Enhancement of CO oxidation by use of H2-selective membranes impregnated with noble-metal catalysts

In order to oxidize CO, which is diluted in H2, two types of catalytic membranes have been developed. In this study, the characteristics of the membranes are briefly summarized for a typical reaction temperature of 523 K, and the permeation and oxidation mechanism of those membrane reactors are analyzed. defect-free Y-type zeolite membrane was synthesized on the inner surface of a porous α-alumina support tube by a hydrothermal process. The membrane was ion-exchanged and calcined in air and, finally, reduced in a flow of H2, to give a Pt-loaded Y-type zeolite membrane (PtY membrane).
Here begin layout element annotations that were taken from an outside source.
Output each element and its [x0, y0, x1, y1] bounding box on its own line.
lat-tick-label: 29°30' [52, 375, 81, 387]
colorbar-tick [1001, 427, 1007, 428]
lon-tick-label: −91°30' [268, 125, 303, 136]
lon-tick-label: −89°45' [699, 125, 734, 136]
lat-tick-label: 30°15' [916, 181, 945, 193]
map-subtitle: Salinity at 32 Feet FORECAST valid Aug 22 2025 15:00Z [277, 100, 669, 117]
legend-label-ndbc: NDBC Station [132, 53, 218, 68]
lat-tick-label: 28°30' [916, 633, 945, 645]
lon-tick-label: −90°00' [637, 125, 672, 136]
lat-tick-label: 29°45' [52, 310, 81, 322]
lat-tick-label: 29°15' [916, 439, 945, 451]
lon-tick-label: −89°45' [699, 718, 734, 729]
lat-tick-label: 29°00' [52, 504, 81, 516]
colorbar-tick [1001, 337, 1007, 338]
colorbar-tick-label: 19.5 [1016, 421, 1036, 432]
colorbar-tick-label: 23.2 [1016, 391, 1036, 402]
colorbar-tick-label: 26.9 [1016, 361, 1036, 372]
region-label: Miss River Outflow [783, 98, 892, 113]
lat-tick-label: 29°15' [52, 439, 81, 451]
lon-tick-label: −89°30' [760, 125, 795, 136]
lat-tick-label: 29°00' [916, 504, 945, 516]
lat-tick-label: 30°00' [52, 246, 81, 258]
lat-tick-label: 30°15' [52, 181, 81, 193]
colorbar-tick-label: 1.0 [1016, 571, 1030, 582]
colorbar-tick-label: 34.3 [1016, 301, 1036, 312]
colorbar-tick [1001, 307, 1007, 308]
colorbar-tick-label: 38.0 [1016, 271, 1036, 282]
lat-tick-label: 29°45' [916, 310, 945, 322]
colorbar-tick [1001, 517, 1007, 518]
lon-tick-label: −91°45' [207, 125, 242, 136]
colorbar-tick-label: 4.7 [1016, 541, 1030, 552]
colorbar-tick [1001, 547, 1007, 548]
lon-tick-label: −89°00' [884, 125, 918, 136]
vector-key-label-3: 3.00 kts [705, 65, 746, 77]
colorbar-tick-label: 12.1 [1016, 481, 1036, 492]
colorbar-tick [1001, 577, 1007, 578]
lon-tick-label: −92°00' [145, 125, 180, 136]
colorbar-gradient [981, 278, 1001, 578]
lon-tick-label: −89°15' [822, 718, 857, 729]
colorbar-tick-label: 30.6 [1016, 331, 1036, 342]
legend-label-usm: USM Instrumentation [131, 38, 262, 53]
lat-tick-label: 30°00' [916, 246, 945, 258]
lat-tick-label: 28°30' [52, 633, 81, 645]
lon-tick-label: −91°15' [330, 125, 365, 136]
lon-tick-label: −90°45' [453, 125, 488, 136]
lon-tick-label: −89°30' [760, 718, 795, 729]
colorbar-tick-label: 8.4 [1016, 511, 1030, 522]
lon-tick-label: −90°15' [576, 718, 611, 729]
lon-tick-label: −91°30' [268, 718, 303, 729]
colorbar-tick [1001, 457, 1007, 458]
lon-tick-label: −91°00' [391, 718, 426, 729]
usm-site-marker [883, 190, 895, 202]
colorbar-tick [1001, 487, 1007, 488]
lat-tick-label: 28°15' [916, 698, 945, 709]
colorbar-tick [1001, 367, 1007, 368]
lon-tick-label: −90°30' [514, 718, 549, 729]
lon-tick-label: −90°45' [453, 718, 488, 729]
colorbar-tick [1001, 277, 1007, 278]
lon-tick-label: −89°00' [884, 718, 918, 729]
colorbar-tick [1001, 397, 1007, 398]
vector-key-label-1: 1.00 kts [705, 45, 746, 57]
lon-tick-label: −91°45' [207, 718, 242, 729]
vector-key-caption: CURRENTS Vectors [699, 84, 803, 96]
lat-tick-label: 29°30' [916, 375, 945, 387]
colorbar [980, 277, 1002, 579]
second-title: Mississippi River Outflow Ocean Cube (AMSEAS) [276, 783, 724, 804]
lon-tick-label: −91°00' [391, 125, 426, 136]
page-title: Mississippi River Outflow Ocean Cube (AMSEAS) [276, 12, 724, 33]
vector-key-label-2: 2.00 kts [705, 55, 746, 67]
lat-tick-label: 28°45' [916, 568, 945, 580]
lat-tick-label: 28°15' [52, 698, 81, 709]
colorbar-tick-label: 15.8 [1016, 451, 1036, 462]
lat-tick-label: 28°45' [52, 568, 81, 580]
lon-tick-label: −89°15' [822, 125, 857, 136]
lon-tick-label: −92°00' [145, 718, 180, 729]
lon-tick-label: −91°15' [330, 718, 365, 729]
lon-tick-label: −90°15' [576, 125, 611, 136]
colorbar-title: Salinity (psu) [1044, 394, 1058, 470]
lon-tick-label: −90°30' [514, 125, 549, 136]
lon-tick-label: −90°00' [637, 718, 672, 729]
A mixture of H2, CO (10 000 ppm) and O2 (0–12 000 ppm) was permeated through the PtY membrane at 523 K. The total pressure on the feed and permeate sides was maintained at atmospheric pressure, and the permeate side was swept with an inert gas. The PtY membrane rejected CO at a H2/CO separation factor of approximately 10. When the O2 feed rate exceeded the CO feed rate of the stoichiometry, the CO concentration on the permeate side, 1000 ppm, was decreased to less than 8 ppm. Since H2 and CO are able to enter the Y-type zeolitic pores without size discrimination, the H2/CO separation factor can be attributed to the slow diffusivity of CO in the membrane. Thus, CO has a longer residence time in the pores, and the oxidation proceeds effectively. γ-Al2O3 layer was formed on the outer surface of a porous α-Al2O3 support tube using a boehmite sol. The layer was then impregnated with Rh using an aqueous solution of RhCl3, and calcined in air at 573 K. A microporous silica layer was then formed on the surface of the Rh-impregnated γ-Al2O3 layer using a silica sol. The SiO2 membrane showed a H2/CO separation factor of 100. Thus, the CO concentration of 50 000 ppm on the feed side was decreased, with no feed of O2, to 500 ppm at 523 K on the surface of the Rh/γ-Al2O3 layer. When O2 was added to the feed, CO was oxidized in the Rh/γ-Al2O3 layer, and a corresponding decrease in CO concentration on the permeate side was observed.